Recap: Rueda uses the Zion Williamson lawsuit against his former marketing agent to bring up an issue that student-athletes will face once NIL legislation goes into effect: how to protect themselves and their assets from over-reaching contracts with both agencies and brands and why they must prepare for NIL.

Observations: This article is exactly why I started NIL Network. I think it’s so important for collegiate athletes and future collegiate athletes to understand the rules, what a contract with an agency should look like, and best practices around partnering with brands. With this legislation being novel but surrounded by opportunities to make money, I’m worried that athletes will get taken advantage of.

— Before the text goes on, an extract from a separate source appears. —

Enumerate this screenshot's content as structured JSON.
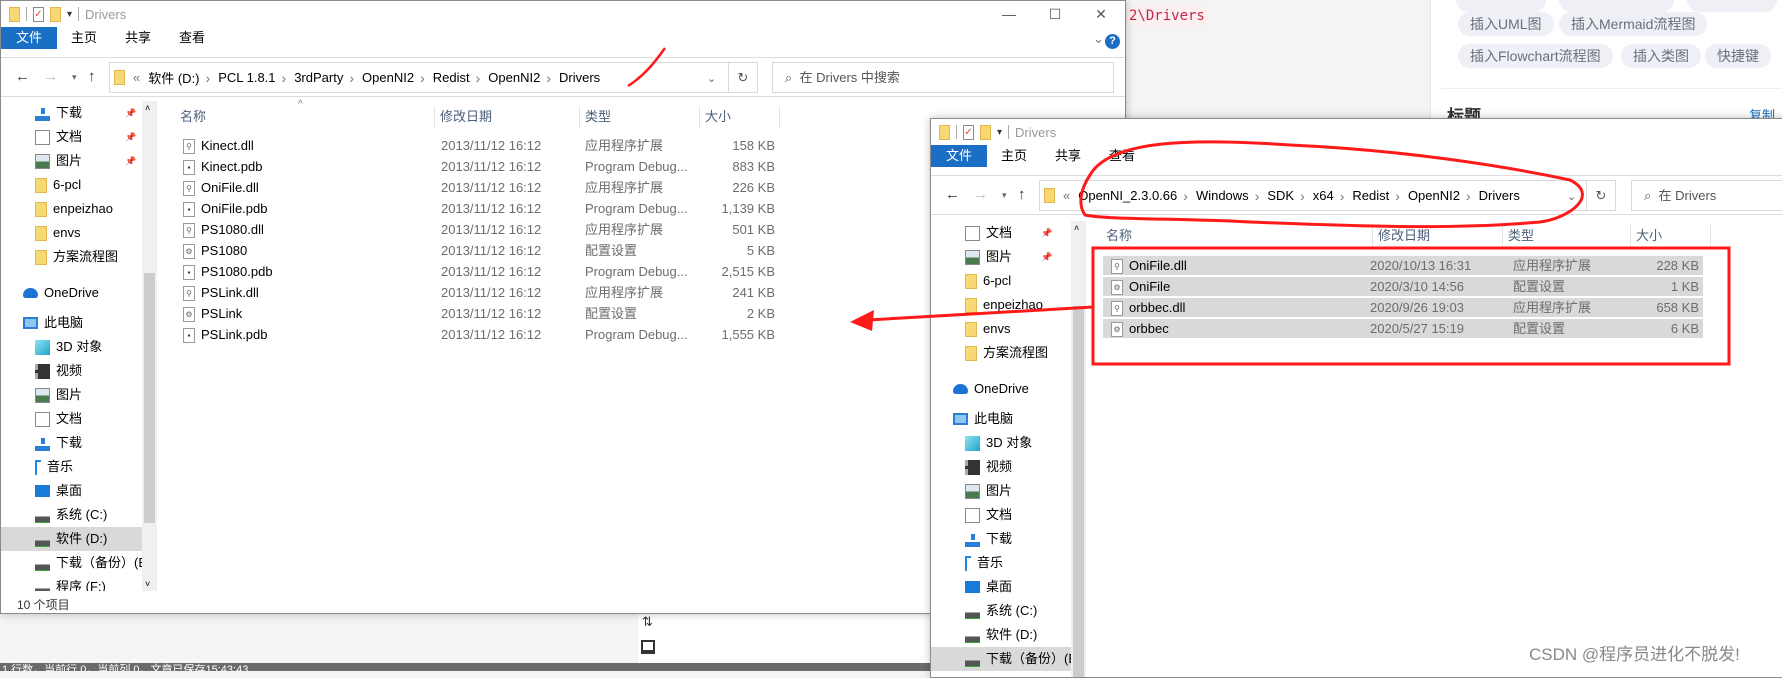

Athlete Tips & Takeaways: 

  • Do your homework! Read the contracts thoroughly and have them looked over by family, teachers, and/or your coaching staff. 
  • Ask questions! If you don’t understand something in the contract, ask. If something is unclear, ask. If something seems off, ask. 

On January 20th, U.S. District Court Judge Loretta C. Biggs granted New Orleans Pelicans star Zion Williamson a partial judgment in his lawsuit brought against former marketing agent Gina Ford and her agency Prime Sports Marketing. Williamson, who played for Duke during the 2018-2019 NCAA season and was the first pick in the 2019 NBA Draft, signed with Prime Sports in April 2019. Williamson later sued the agency in June 2019 to terminate his marketing agreement, claiming the contract was voidable under North Carolina’s Uniform Athlete Agents Act, a law designed to protect college athletes. In response, Ford sued Williamson for $100 million claiming breach of contract, commencing a multistate legal battle.

The ruling voided Williamson’s contract with Ford’s agency. Specifically, Biggs determined that Williamson was a student-athlete when he entered into the agreement, was not otherwise declared permanently ineligible by the NCAA, and that Ford was not a certified agent in North Carolina. The contract also did not include statutorily required warnings about engaging an agent. 

College athletes will soon be able to hire agents and monetize the use of their name, image, and likeness during college athletic careers. Proposed state legislation on the subject could take effect as early as July. In early January, the NCAA announced that it was delaying its proposed rules on the subject due to factors, including recent communications with the U.S. Department of Justice, which expressed concerns that the proposed rules were too restrictive and could violate antitrust laws. Regardless of whether NCAA rule changes are announced before state legislation takes effect, it’s unlikely that future legislation will protect athletes from failing to properly understand and negotiate agreements. Since most college athletes are not top NBA draft picks with the ability to take on significant legal disputes, college athletes need access to resources that provide guidance for their future commercial activity. 

Signing with a marketing agency may be the first commercially-driven decision a college athlete will make. While an agent’s relationships with brands, sponsors, and other athletes can influence decision-making, the agreement with an agency requires scrutiny. 

For example, Ford sued Williamson because her marketing contract could only be terminated “with cause,” meaning only in the event of significant issues like material breaches, fraud, or willful misconduct. If Biggs had sided with Ford, Williamson would likely be stuck and unable to terminate his contract with Ford without paying considerable amounts of money.